Ma anche in questo caso, non è stata trovata alcuna prova che tale rapporto, quando presente, potesse collegare l’esposizione al testosterone nell'utero ai livelli di empatia. Insomma il testosterone non avrebbe nulla a che fare con l’autismo.
"I nostri risultati mostrano inequivocabilmente che non esiste una relazione causale lineare tra l'esposizione al testosterone e l'empatia cognitiva", ha spiegato il coautore dello studio Amos Nadler. "Diversi studi precedenti hanno suggerito una connessione tra testosterone e ridotta empatia cognitiva, ma i campioni studiati erano molto piccoli”.
Disaccordi. Non tutta la comunità scientifica però è d’accordo, a cominciare proprio da Baron Cohen. E i ricercatori stessi non escludono che il testosterone possa anche avere un collegamento con i disturbi dello spettro autistico. “L’autismo è un tratto complesso che è probabilmente influenzato da una combinazione di molti fattori genetici e forse anche dall'ambiente prenatale, e quindi non è realistico supporre che ci sia un solo fattore biologico che lo causa”.

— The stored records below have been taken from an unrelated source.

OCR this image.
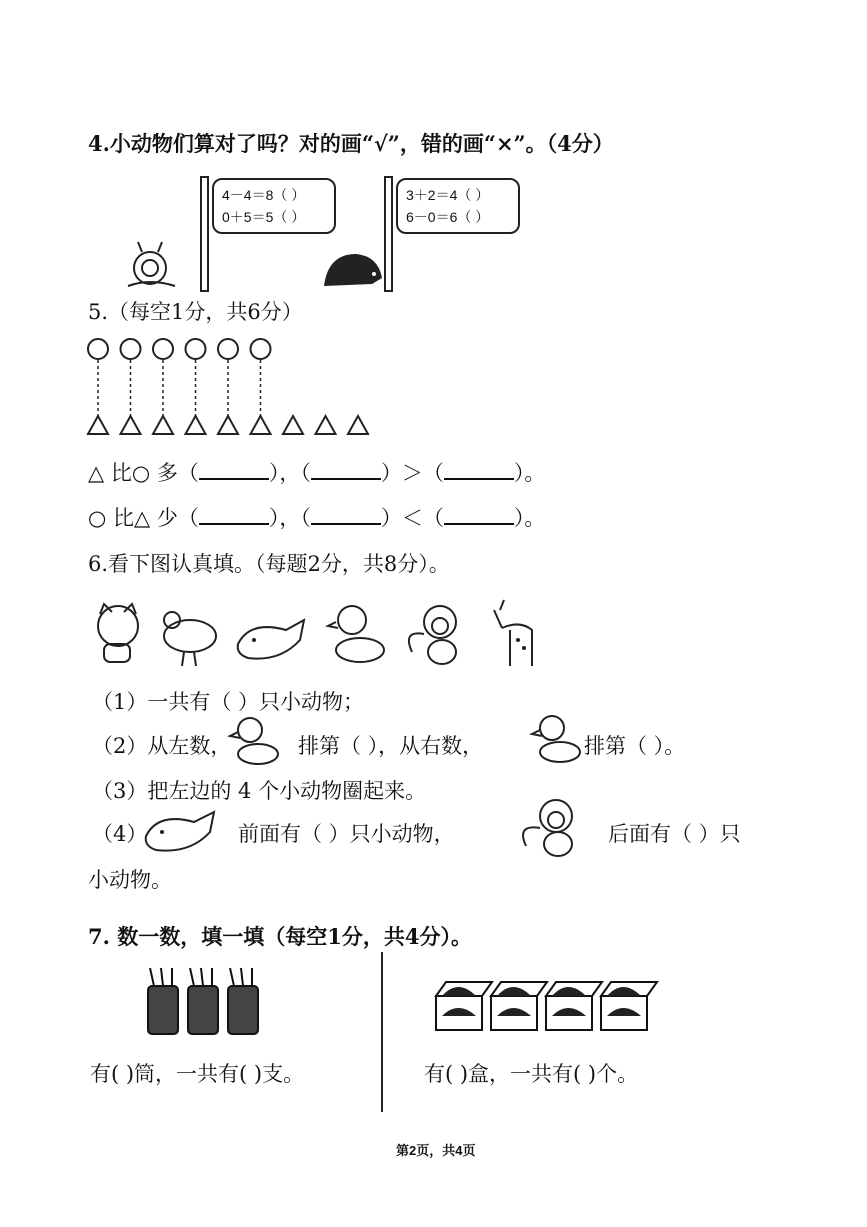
4.小动物们算对了吗？对的画“√”，错的画“×”。（4分）
4－4＝8（ ）
0＋5＝5（ ）
3＋2＝4（ ）
6－0＝6（ ）
5.（每空1分，共6分）
△ 比○ 多（	），（	）＞（	）。
○ 比△ 少（	），（	）＜（	）。
6.看下图认真填。（每题2分，共8分）。
（1）一共有（ ）只小动物；
（2）从左数，	排第（ ），从右数，	排第（ ）。
（3）把左边的 4 个小动物圈起来。
（4）	前面有（ ）只小动物，	后面有（ ）只
小动物。
7. 数一数，填一填（每空1分，共4分）。
有( )筒，一共有( )支。	有( )盒，一共有( )个。
第2页，共4页
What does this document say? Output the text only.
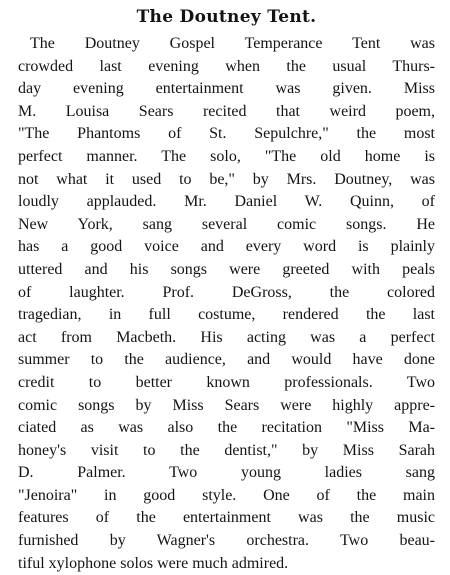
The Doutney Tent.
The Doutney Gospel Temperance Tent was
crowded last evening when the usual Thurs-
day evening entertainment was given. Miss
M. Louisa Sears recited that weird poem,
"The Phantoms of St. Sepulchre," the most
perfect manner. The solo, "The old home is
not what it used to be," by Mrs. Doutney, was
loudly applauded. Mr. Daniel W. Quinn, of
New York, sang several comic songs. He
has a good voice and every word is plainly
uttered and his songs were greeted with peals
of laughter. Prof. DeGross, the colored
tragedian, in full costume, rendered the last
act from Macbeth. His acting was a perfect
summer to the audience, and would have done
credit to better known professionals. Two
comic songs by Miss Sears were highly appre-
ciated as was also the recitation "Miss Ma-
honey's visit to the dentist," by Miss Sarah
D. Palmer. Two young ladies sang
"Jenoira" in good style. One of the main
features of the entertainment was the music
furnished by Wagner's orchestra. Two beau-
tiful xylophone solos were much admired.
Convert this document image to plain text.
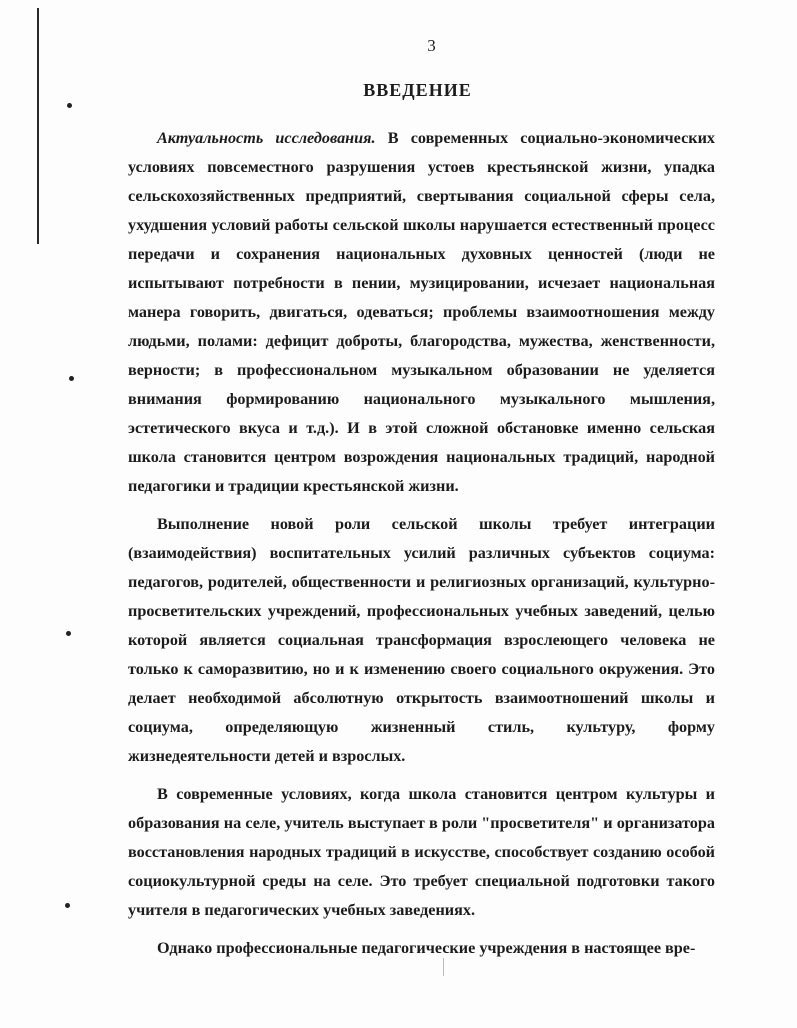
3
ВВЕДЕНИЕ

Актуальность исследования. В современных социально-экономических условиях повсеместного разрушения устоев крестьянской жизни, упадка сельскохозяйственных предприятий, свертывания социальной сферы села, ухудшения условий работы сельской школы нарушается естественный процесс передачи и сохранения национальных духовных ценностей (люди не испытывают потребности в пении, музицировании, исчезает национальная манера говорить, двигаться, одеваться; проблемы взаимоотношения между людьми, полами: дефицит доброты, благородства, мужества, женственности, верности; в профессиональном музыкальном образовании не уделяется внимания формированию национального музыкального мышления, эстетического вкуса и т.д.). И в этой сложной обстановке именно сельская школа становится центром возрождения национальных традиций, народной педагогики и традиции крестьянской жизни.

Выполнение новой роли сельской школы требует интеграции (взаимодействия) воспитательных усилий различных субъектов социума: педагогов, родителей, общественности и религиозных организаций, культурно-просветительских учреждений, профессиональных учебных заведений, целью которой является социальная трансформация взрослеющего человека не только к саморазвитию, но и к изменению своего социального окружения. Это делает необходимой абсолютную открытость взаимоотношений школы и социума, определяющую жизненный стиль, культуру, форму жизнедеятельности детей и взрослых.

В современные условиях, когда школа становится центром культуры и образования на селе, учитель выступает в роли "просветителя" и организатора восстановления народных традиций в искусстве, способствует созданию особой социокультурной среды на селе. Это требует специальной подготовки такого учителя в педагогических учебных заведениях.

Однако профессиональные педагогические учреждения в настоящее вре-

Lo stesso professor Nadler afferma che lo studio non può confutare nessuna teoria sull'impatto del testosterone sul cervello in via di sviluppo. "Quello che stiamo sostenendo è che dare alle persone testosterone da adulti non ha alcuna influenza sulla loro capacità di comprendere le emozioni degli altri". La speranza degli autori è piuttosto che questo studio dissipi l'idea balzana che controllare il testosterone, ad esempio usando farmaci per bloccarlo nelle donne in gravidanza, possa essere possibile prevenire l'autismo. "Se non c'è relazione, allora non dovremmo dare alle persone false speranze”.
Un parere terzo. Peter Bos, che studia come gli ormoni influenzano il nostro cervello alla Leiden University, trova convincente il nuovo studio, ma afferma che dovremmo stare molto attenti alle implicazioni che ne traiamo: i ricercatori infatti non hanno esaminato direttamente i tratti autistici, quindi i risultati sono limitati.
Inoltre, il test dell'empatia è spesso criticato perché richiederebbe una vasta gamma di competenze oltre al semplice riconoscimento delle emozioni e non è sempre ben visto clinicamente. "Questo studio è importante in quanto sembra eseguito con cura e il campione è molto grande, ben oltre ciò a cui siamo abituati in questo campo", ha spiegato al sito ScienceAlert. “Non credo che metta in discussione le prove alla base della teoria del cervello maschile estremo, ma mostra che la storia è più complessa di quanto si pensasse in precedenza”.